Most backtest software lets you import historical data. That data is clean. It assumes your orders fill at the price you want. It doesn't include earnings gaps because earnings data is messy—gaps, volatility spikes, and low liquidity all show up at once.

If your backtest excluded earnings weeks, it's missing the real risk.

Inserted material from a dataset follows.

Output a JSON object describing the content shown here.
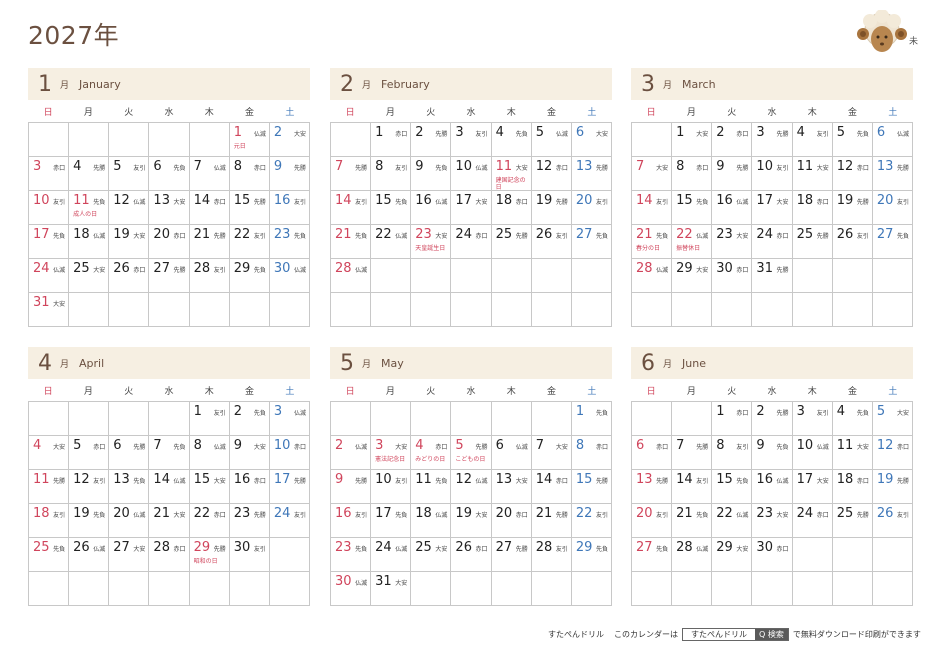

The Three-Layer Earnings Filter

Surviving earnings season requires three filters, not one:

  1. Calendar detection. Does your bot know when earnings are? If not, it's trading blind. Custom MT5 Expert Advisors scan earnings calendars (Economic Calendar API, Yahoo Finance, TradingView) and adjust rules automatically.
  2. Volatility adjustment. Volatility spikes require wider stops, smaller positions, and higher win-rate requirements. A profitable strategy on 12% VIX becomes a grinder on 30% VIX. Your bot needs to shrink position size and raise the bar for entries.
  3. Gap protection. Your bot needs to know the worst-case gap on that stock. A tech stock can gap 10-15%. A healthcare stock can gap 12-20%. Your position size and stop placement need to account for worst-case gap, not average gap.

Bots without these three layers are undefended against earnings.

Building an EA That Survives Earnings

Custom MT5 Expert Advisors built for live trading account for earnings in real-time. You need a technical foundation, earnings calendar integration, volatility adjustment, gap risk modeling, alternative rules for earnings weeks, and pre-earnings position closure.

This isn't 'don't trade earnings.' It's 'trade earnings intelligently.'

Most developers charge by the line of code. The difference between a bot that dies on earnings and one that survives is 60-80 lines of logic. That's why the right developer matters—you're paying for the code that keeps you in the game, not just code that works sometimes.

Alorny builds custom EAs that trade earnings week after week. Working demo in 45 minutes. Full backtest report included. Starting from $300.

Doing it yourselfMonths of learning to codeUntested in live marketsEmotion still in the loopYou maintain it foreverWith AlornyWorking demo in ~45 minFull backtest report includedRules execute 24/7We maintain & support it
Why traders hire specialists instead of building it themselves.

The Real Difference

Your technical bot doesn't need to be smart. It needs to be defended.